Question

For another approach to Theoretical Exercise 7.33, let Tr denote the number of flips required to obtain a run of r consecutive heads.

(a) Determine $E\left[T_r\mid T_{r-1}\right]$.

(b) Determine $E\left[T_r\right]$in terms of $E\left[T_{r-1}\right]$.

(c) What is $E\left[T_1\right]$?

(d) What is $E\left[T_r\right]$?

Short answer

1. It has been determined that $E\left[T_r\mid T_{r-1}\right]=T_{r-1}+1+(1-p)E\left[T_r\right]$
   
2. It has been determined that$E\left[T_r\right]=\frac{1}{p}+\frac{1}{p}E\left[T_{r-1}\right]$.
3. It has been found that $E\left[T_1\right]=\frac{1}{p}$.
4. It has been found that$E\left[T_r\right]=\sum _{i=1}^r {\left(\frac{1}{p}\right)}^i$.

Step-by-step solution

Given information (Part a)

Tr denote the number of flips required to obtain a run of r consecutive heads

Solution (Part a)

$p=$the probability that a coin lands on heads

$E\left[T_r\right]=$the number of flips required to obtain a run of r consecutive heads.

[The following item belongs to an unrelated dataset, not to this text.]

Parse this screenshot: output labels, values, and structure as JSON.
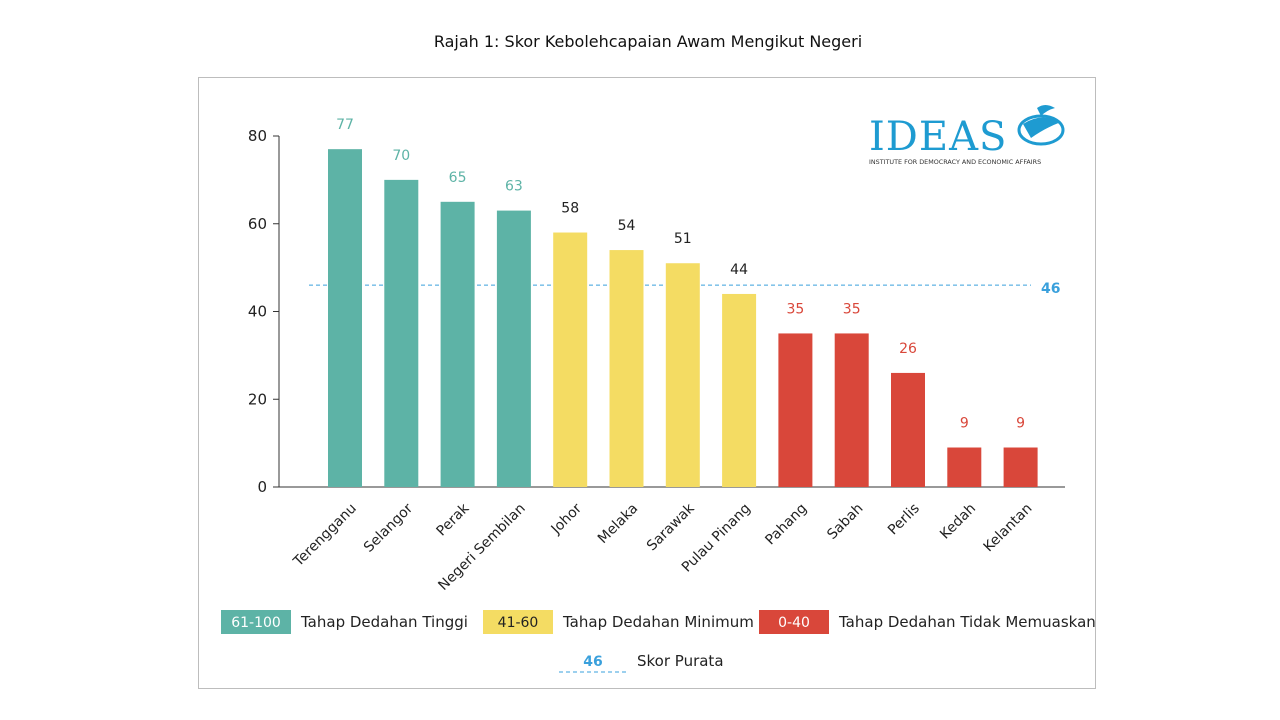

Find $E\left[T_r\mid T_{r-1}\right]$

$E\left[T_r\mid T_{r-1}\right]=T_{r-1}+1+(1-p)E\left[T_r\right]$

Final answer (Part a)

It has been determined that$E\left[T_r\mid T_{r-1}\right]=T_{r-1}+1+(1-p)E\left[T_r\right]$

Given information (Part b)

Tr denote the number of flips required to obtain a run of r consecutive heads

Solution (Part b)

Find $E\left[T_r\right]$

If expectations on both sides of (a) yields,

$E\left[T_r\right]=E\left[T_{r-1}\right]+1+(1-p)E\left[T_r\right]$

$=\frac{1}{p}+\frac{1}{p}E\left[T_{r-1}\right]$

Final answer (Part b)

It has been determined that$E\left[T_r\right]=\frac{1}{p}+\frac{1}{p}E\left[T_{r-1}\right]$̣

Given information (Part c)

Tr denote the number of flips required to obtain a run of r consecutive heads

Solution (Part c)

Find $E\left[T_1\right]$

Substitute 1 for r in part (b).

$E\left[T_1\right]=E\left[T_{1-1}\right]+1+(1-p)E\left[T_1\right]$

$=E\left[T_0\right]+1+(1-p)E\left[T_1\right]$

$=\frac{1}{p}+\frac{1}{p}E\left[T_0\right]$

$=\frac{1}{p}$

$\left[E\left[T_0\right]=0\right]$

Final answer (Part c)

It has been found that$E\left[T_1\right]=\frac{1}{p}$

Given information (Part d)

Tr denote the number of flips required to obtain a run of r consecutive heads

Solution (Part d)

Find $E\left[T_r\right]$

$E\left[T_r\right]=\frac{1}{p}+\frac{1}{p}E\left[T_{r-1}\right]$

$=\frac{1}{p}+\frac{1}{p}\left[\frac{1}{p}+\frac{1}{p}E\left[T_{r-1}\right]\right]$

$=\left(\frac{1}{p}\right)+{\left(\frac{1}{p}\right)}^2+{\left(\frac{1}{p}\right)}^{2}E\left[T_{r-2}\right]$

$=\left(\frac{1}{p}\right)+{\left(\frac{1}{p}\right)}^2+{\left(\frac{1}{p}\right)}^3+{\left(\frac{1}{p}\right)}^{3}E\left[T_{r-3}\right]$

$=\sum _{i=1}^r {\left(\frac{1}{p}\right)}^i+{\left(\frac{1}{p}\right)}^{r}E\left[T_0\right]$

$=\sum _{i=1}^r {\left(\frac{1}{p}\right)}^i$

Final answer (Part d)

It has been found that$E\left[T_r\right]=\sum _{i=1}^r {\left(\frac{1}{p}\right)}^i$